Income Computation and Disclosure Standards (ICDS)

  • ICDS promulgated by the Central Government under Section 145(2) of the Income Tax Act aim to provide standards for income computation.
  • Ten ICDs were notified effective 2017-18 spanning various accounting areas including revenue recognition and fixed assets.
  • These standards are crucial for entities not required to follow Ind AS, ensuring uniformity in financial reporting.
  • ICDS align closely with the objectives of accounting standards, albeit with divergent focuses when dealing with taxation.
  • Periodic updates to these standards reflect changes in economic policies and accounting practices.

Deep Dive

  • ICDS serves to enhance comparability across industries by enforcing standardized accounting treatment of income and expenses.
  • There exists an ongoing dialogue among professionals regarding the implications and challenges of reconciling ICDS with existing accounting standards.
  • Stakeholders must stay informed on changes to ensure compliance and adapt financial strategies effectively.

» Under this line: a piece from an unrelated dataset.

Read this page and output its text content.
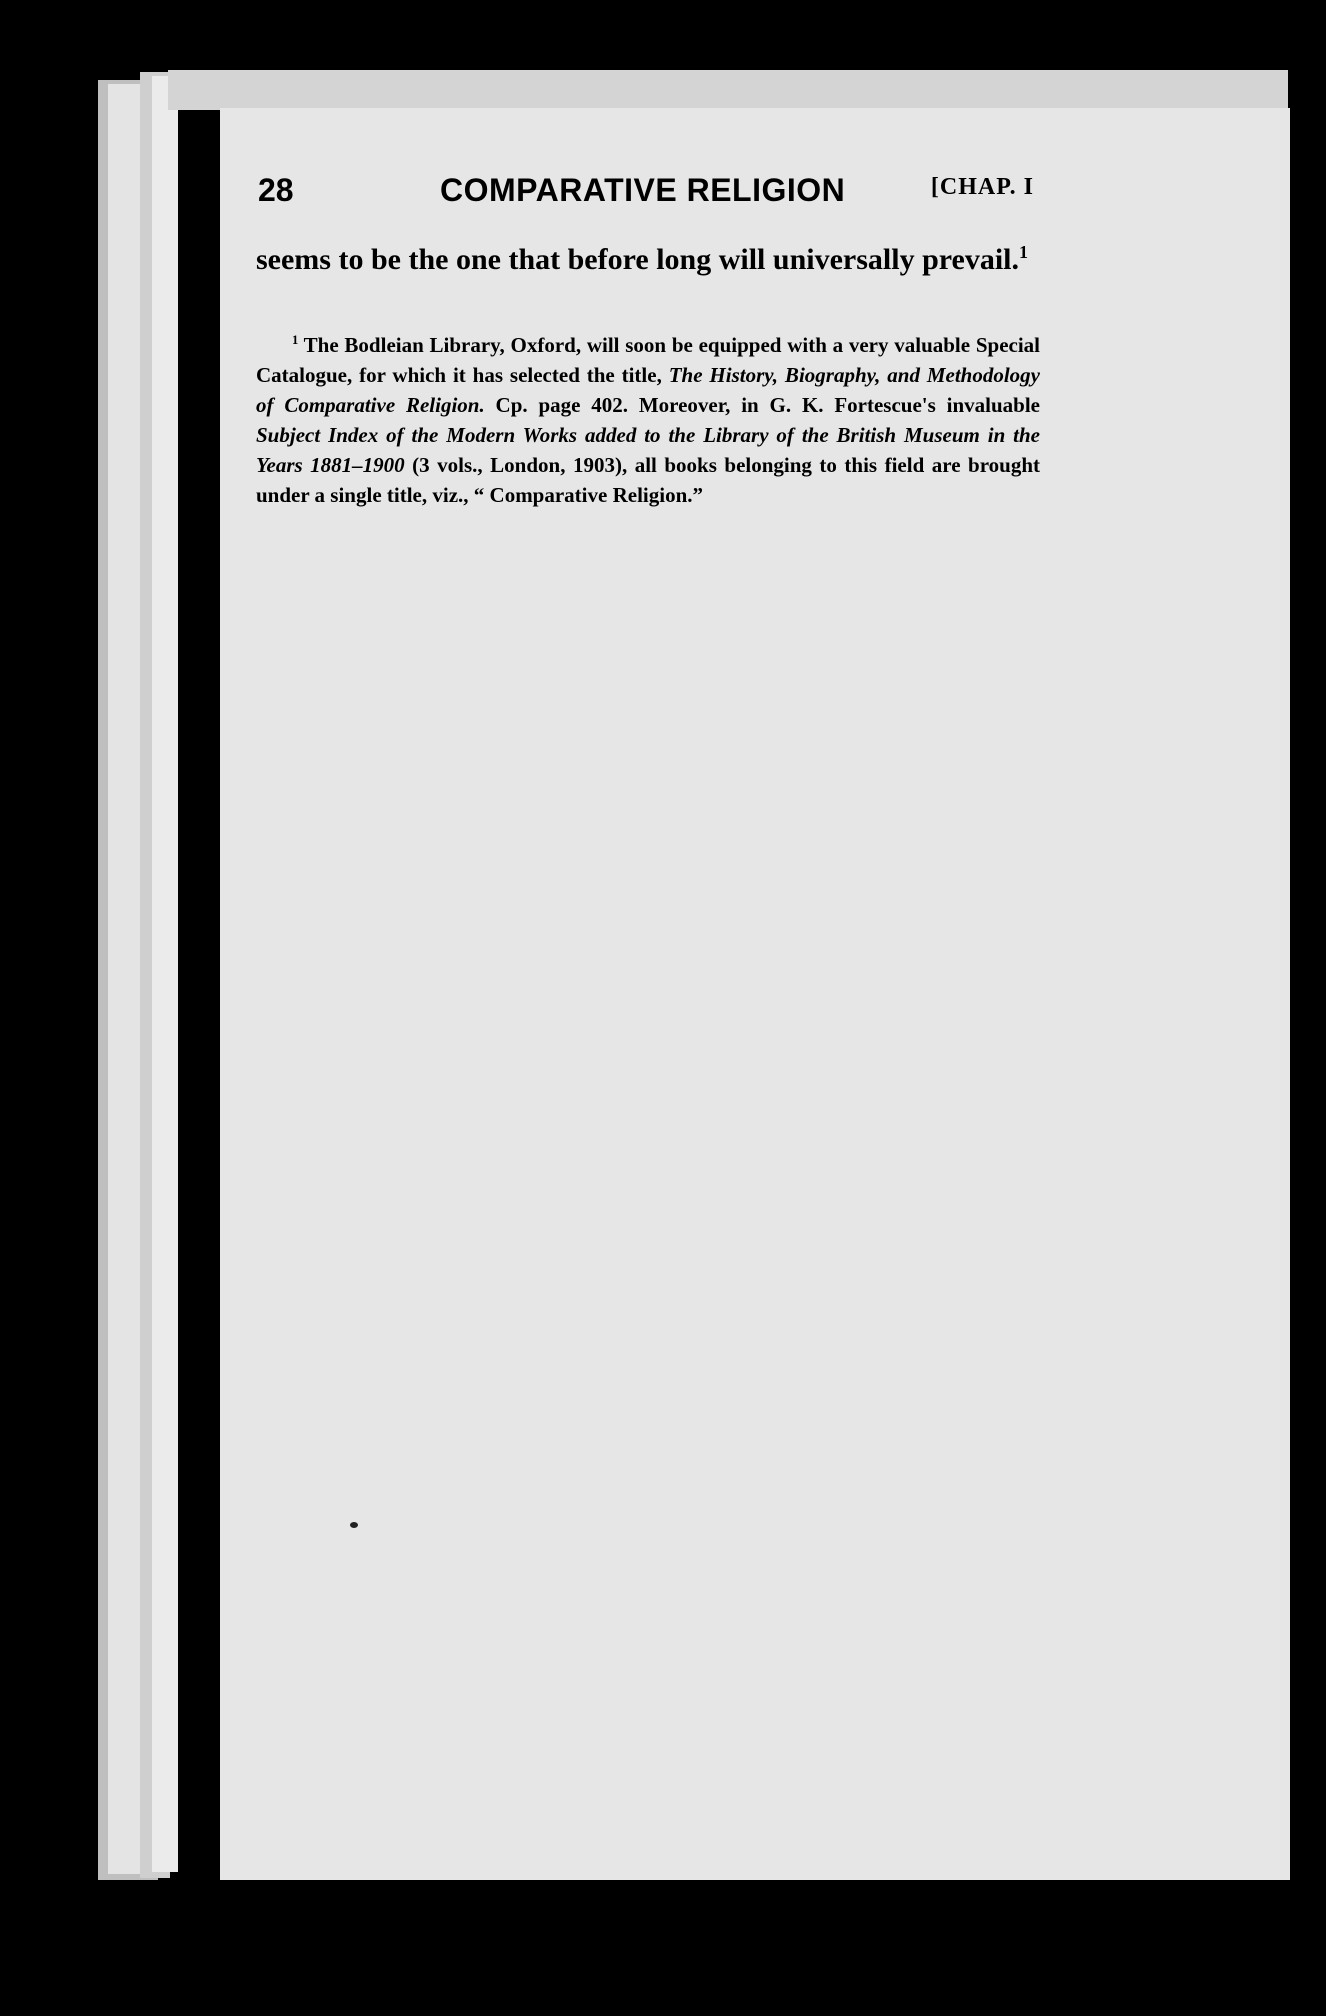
28	COMPARATIVE RELIGION	[CHAP. I
seems to be the one that before long will universally prevail.$^1$
$^1$ The Bodleian Library, Oxford, will soon be equipped with a very valuable Special Catalogue, for which it has selected the title, The History, Biography, and Methodology of Comparative Religion. Cp. page 402. Moreover, in G. K. Fortescue's invaluable Subject Index of the Modern Works added to the Library of the British Museum in the Years 1881–1900 (3 vols., London, 1903), all books belonging to this field are brought under a single title, viz., “ Comparative Religion.”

Exemptions and Relaxations

  • Exemptions from certain accounting requirements are provided for small and medium-sized companies (SMCs) under the Companies (Accounting Standards) Rules, 2021.
  • The ICAI provides guidelines for recognizing entities exempt from various standards based on their size and complexity, simplifying compliance processes.
  • Certain enhancements to disclosures may still apply even where exemptions exist, fostering transparency and dutiful reporting.
  • SMCs must clearly disclose their compliance status and any exemptions utilized in their financial statements.
  • Exceptions ensure that while adhering to basic standards, smaller entities can operate with sufficient flexibility.

Deep Dive

  • The recognition of SMCs in the regulatory framework serves to promote small business viability and longevity.
  • It demonstrates a conscious approach toward scaling back regulatory pressure without sacrificing necessary oversight, enabling better resource allocation.
  • Future modifications to exemptions may be based on the evolving economic climate, affecting SMC operations and compliance dynamics.

Summary

Accounting Standards in India are developed by the ICAI’s ASB and require compliance for corporate entities through MCA mandates. Non-corporate entities are classified into four levels based on size and turnover, with varying standards applicable. Materiality significantly influences the recognition of financial items. Additionally, exemptions are designed for smaller entities to facilitate compliance, reflecting a regulatory balance between oversight and operational agility. Understanding the interrelation between accounting standards and taxation further shapes financial reporting and strategic planning. This comprehensive understanding empowers students and professionals in the accounting domain to navigate the complexities of accounting standards effectively.